Kremeriella

Scientific classification
- Kingdom: Plantae
- Clade: Tracheophytes
- Clade: Angiosperms
- Clade: Eudicots
- Clade: Rosids
- Order: Brassicales
- Family: Brassicaceae
- Genus: Kremeriella Maire
- Species: K. cordylocarpus
- Binomial name: Kremeriella cordylocarpus (Coss. & Durieu) Maire
- Synonyms: Kremeria Coss. & Durieu ; Kremeria cordylocarpus Coss. & Durieu ; Muricaria corydylocarpa (Coss. & Durieu) Müll.Berol. ; Rapistrum cordylocarpus (Coss. & Durieu) Pomel ;

= Kremeriella =

- Genus: Kremeriella
- Species: cordylocarpus
- Authority: (Coss. & Durieu) Maire
- Parent authority: Maire

Species of flowering plant

Kremeriella is a monotypic genus of flowering plants belonging to the family Brassicaceae. It has one known synonym Kremeria Coss. & Durieu. It only contains one species, Kremeriella cordylocarpus (Coss. & Durieu) Maire.
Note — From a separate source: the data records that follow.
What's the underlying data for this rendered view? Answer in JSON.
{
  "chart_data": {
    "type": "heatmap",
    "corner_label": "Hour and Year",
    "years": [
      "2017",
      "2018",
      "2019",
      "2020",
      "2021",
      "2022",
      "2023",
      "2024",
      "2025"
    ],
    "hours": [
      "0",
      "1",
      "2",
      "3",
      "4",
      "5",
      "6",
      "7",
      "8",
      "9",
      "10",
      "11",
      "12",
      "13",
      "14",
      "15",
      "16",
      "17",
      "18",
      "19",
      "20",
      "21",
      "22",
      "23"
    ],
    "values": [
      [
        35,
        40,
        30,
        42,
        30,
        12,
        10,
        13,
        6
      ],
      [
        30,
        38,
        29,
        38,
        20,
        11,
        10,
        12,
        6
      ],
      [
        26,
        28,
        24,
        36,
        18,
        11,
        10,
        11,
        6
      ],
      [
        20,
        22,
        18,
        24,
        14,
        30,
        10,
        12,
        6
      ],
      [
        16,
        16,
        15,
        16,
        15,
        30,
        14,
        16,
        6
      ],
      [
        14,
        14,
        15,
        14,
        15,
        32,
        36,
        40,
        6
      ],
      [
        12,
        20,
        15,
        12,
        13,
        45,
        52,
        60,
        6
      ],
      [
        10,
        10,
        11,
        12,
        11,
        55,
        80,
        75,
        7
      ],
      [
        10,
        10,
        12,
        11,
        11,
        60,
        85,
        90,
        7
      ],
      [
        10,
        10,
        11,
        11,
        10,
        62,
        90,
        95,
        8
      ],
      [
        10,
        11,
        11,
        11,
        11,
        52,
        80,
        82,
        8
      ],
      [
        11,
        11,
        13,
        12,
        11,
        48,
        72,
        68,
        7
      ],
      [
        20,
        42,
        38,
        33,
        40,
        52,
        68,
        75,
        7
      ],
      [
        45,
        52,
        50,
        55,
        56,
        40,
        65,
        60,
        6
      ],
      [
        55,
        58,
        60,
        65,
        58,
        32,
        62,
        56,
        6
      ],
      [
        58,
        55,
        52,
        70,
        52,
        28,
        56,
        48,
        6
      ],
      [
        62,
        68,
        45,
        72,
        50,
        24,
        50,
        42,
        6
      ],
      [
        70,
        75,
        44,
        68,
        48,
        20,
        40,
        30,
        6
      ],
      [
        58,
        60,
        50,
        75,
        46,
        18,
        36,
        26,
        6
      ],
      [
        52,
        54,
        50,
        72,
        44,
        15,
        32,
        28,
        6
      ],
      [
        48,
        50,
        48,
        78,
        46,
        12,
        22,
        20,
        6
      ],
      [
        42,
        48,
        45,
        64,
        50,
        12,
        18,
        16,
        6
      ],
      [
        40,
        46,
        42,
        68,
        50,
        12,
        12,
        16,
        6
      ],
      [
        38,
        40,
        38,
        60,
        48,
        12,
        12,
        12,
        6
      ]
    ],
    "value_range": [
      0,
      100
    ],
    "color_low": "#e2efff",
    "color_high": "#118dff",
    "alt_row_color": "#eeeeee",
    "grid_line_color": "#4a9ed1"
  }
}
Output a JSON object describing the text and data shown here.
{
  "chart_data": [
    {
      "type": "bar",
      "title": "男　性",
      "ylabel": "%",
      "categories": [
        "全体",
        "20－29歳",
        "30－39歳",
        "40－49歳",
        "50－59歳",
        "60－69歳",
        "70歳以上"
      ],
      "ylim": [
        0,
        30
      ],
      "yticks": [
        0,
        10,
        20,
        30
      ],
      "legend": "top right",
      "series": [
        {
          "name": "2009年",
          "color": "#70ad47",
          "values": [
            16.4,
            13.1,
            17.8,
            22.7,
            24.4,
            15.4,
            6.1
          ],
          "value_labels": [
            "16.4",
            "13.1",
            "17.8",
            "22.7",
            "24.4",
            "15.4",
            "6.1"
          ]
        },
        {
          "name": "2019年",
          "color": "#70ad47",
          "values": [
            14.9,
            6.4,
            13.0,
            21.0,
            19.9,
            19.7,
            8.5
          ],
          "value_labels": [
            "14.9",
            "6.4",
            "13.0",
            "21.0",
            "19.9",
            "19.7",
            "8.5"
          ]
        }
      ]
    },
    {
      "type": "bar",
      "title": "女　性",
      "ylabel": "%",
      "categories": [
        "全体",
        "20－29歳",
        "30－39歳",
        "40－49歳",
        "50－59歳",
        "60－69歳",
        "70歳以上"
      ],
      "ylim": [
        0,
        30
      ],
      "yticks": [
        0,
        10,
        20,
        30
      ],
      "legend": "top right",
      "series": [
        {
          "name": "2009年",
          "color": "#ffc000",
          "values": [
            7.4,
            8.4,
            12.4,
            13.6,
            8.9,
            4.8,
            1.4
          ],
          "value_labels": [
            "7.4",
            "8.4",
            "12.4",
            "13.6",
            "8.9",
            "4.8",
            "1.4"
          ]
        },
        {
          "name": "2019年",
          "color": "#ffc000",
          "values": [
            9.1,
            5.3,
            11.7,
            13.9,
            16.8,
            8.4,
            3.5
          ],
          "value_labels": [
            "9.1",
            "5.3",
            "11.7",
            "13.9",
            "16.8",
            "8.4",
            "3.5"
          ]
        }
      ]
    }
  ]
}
Its native range is north-western Africa. It is found in Algeria and Morocco.

The genus name of Kremeriella is in honour of Jean Pierre Kremer (1812–1867), a French doctor and botanist from Metz. The Latin specific epithet of cordylocarpus is derived from 2 words, cordylo an Ancient Greek word for a club (kordyle), and also "carpus" is derived from the Latin carpus and the Greek καρπός (karpós), meaning "wrist".
Both genus and species were first described and published in É.Jahandiez & al., Cat. Pl. Maroc Vol.2 on page 293 in 1932.